A Polícia Federal com a colaboração do GAECO/MP/PB, deflagrou na manhã de hoje, 15/8, a “Operação Festa no Terreiro 2” com o objetivo de combater esquema de direcionamento de licitações, desvios de recursos públicos, corrupção e lavagem de dinheiro.

Foto: Reprodução

O Prefeito da cidade de São Mamede, no Sertão da Paraíba, Umberto Jefferson de Morais Lima, foi preso pela Polícia Federal, nesta terça-feira (15), durante uma operação que investiga um esquema de corrupção no município. A prisão foi cumprida durante a segunda fase da operação Festa no Terreiro, que apura direcionamento de licitações, desvios de recursos públicos, corrupção e lavagem de dinheiro.

Além do prefeito de São Mamede, outros três auxiliares foram alvos dos mandados de prisão preventiva, Josivam Gomes Marques, Maxwell Brian Soares de Lacerda e uma outra pessoa ainda não identificada.

Foram cumpridos 6 mandados de busca e apreensão, sendo 5 no município de Patos/PB e 1 no município de São Mamede/PB, além de 4 mandados de prisão preventiva. Também foi determinado o afastamento de dois servidores de seus cargos públicos e o sequestro de bens no valor equivalente a R$ 5.187.359,94 (cinco milhões, cento e oitenta e sete mil, trezentos e cinquenta e nove reais e noventa e quatro centavos). Todas as medidas judiciais foram determinadas pelo desembargador Márcio Murilo da Cunha Ramos do Tribunal de Justiça da Paraíba.

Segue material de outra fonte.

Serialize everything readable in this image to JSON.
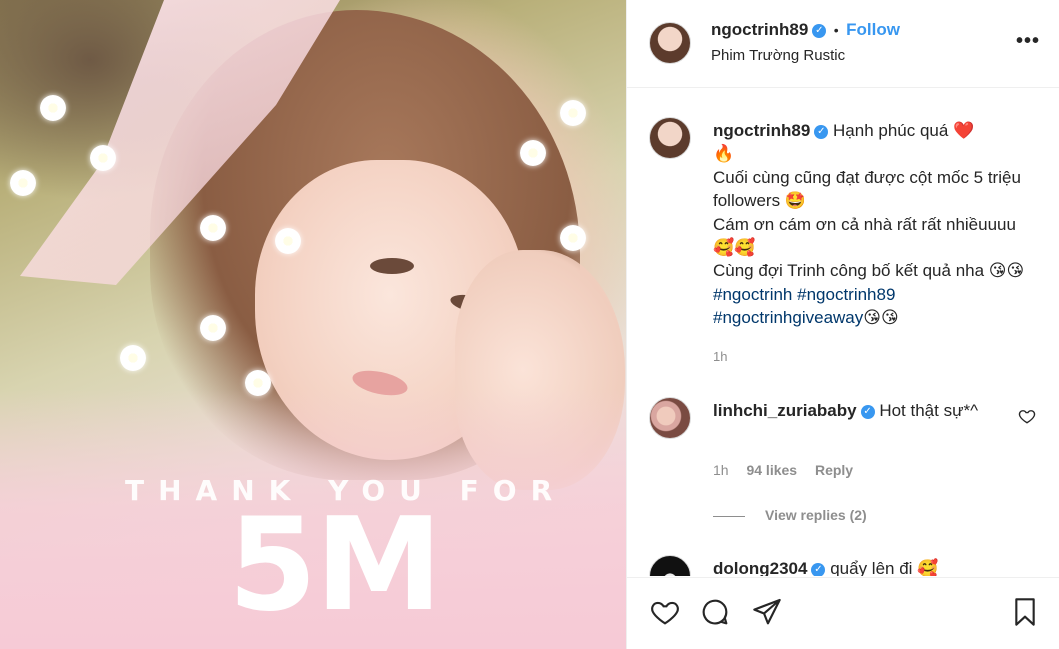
{
  "post_image": {
    "overlay_line1": "THANK YOU FOR",
    "overlay_line2": "5M"
  },
  "header": {
    "username": "ngoctrinh89",
    "verified_icon": "verified-badge-icon",
    "separator": "•",
    "follow_label": "Follow",
    "location": "Phim Trường Rustic",
    "more_label": "•••"
  },
  "caption": {
    "username": "ngoctrinh89",
    "line1": "Hạnh phúc quá ❤️",
    "line2": "🔥",
    "line3": "Cuối cùng cũng đạt được cột mốc 5 triệu followers 🤩",
    "line4": "Cám ơn cám ơn cả nhà rất rất nhiềuuuu 🥰🥰",
    "line5": "Cùng đợi Trinh công bố kết quả nha 😘😘 ",
    "hashtag1": "#ngoctrinh",
    "hashtag2": "#ngoctrinh89",
    "hashtag3": "#ngoctrinhgiveaway",
    "line6_tail": "😘😘",
    "time": "1h"
  },
  "comments": [
    {
      "username": "linhchi_zuriababy",
      "text": "Hot thật sự*^",
      "time": "1h",
      "likes": "94 likes",
      "reply_label": "Reply",
      "view_replies": "View replies (2)"
    },
    {
      "username": "dolong2304",
      "text": "quẩy lên đi 🥰"
    }
  ],
  "actions": {
    "like_icon": "heart-icon",
    "comment_icon": "comment-icon",
    "share_icon": "share-icon",
    "save_icon": "bookmark-icon"
  },
  "colors": {
    "link_blue": "#3897f0",
    "hashtag": "#00376b",
    "muted": "#8e8e8e",
    "text": "#262626"
  }
}
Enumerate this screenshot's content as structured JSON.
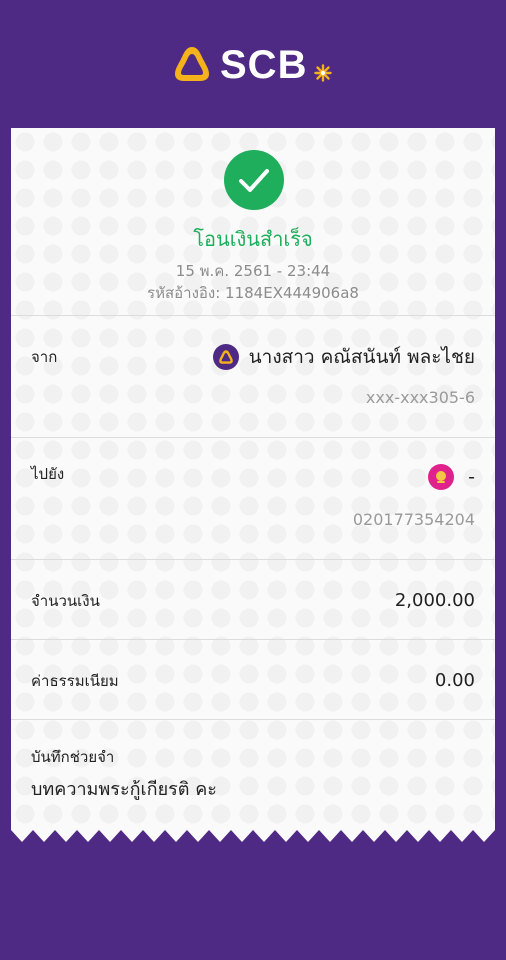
{
  "header": {
    "logo_text": "SCB",
    "logo_icon": "scb-shell-icon",
    "brand_color": "#4e2a84",
    "logo_accent": "#f5b21a"
  },
  "status": {
    "icon": "check-circle-icon",
    "title": "โอนเงินสำเร็จ",
    "datetime": "15 พ.ค. 2561 - 23:44",
    "reference": "รหัสอ้างอิง: 1184EX444906a8",
    "success_color": "#1fae5b"
  },
  "from": {
    "label": "จาก",
    "name": "นางสาว คณัสนันท์ พละไชย",
    "account": "xxx-xxx305-6",
    "bank_icon": "scb-bank-icon"
  },
  "to": {
    "label": "ไปยัง",
    "name": "-",
    "account": "020177354204",
    "bank_icon": "gsb-bank-icon"
  },
  "amount": {
    "label": "จำนวนเงิน",
    "value": "2,000.00"
  },
  "fee": {
    "label": "ค่าธรรมเนียม",
    "value": "0.00"
  },
  "memo": {
    "label": "บันทึกช่วยจำ",
    "value": "บทความพระกู้เกียรติ คะ"
  }
}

Os crimes investigados são os previstos no art. 337-F (frustração do caráter competitivo de licitação), art. 337-J (violação de sigilo em licitação), art. 337 (afastamento de licitante), art. 337 (fraude em licitação ou contrato), art. 312 (peculato), art. 317 (corrupção passiva) e art. 333 (corrupção ativa), todos do Código Penal, bem como no art. 1º, §1º, II, da Lei nº 9613/98 (lavagem de dinheiro).

Trata-se da segunda fase da Operação Festa no Terreiro, deflagrada em 02/03, onde foram apreendidos documentos e mais de R$ 250 mil em espécie na casa de um dos alvos.

O nome da operação é uma referência ao linguajar utilizado pelos investigados ao combinar o resultado de licitações.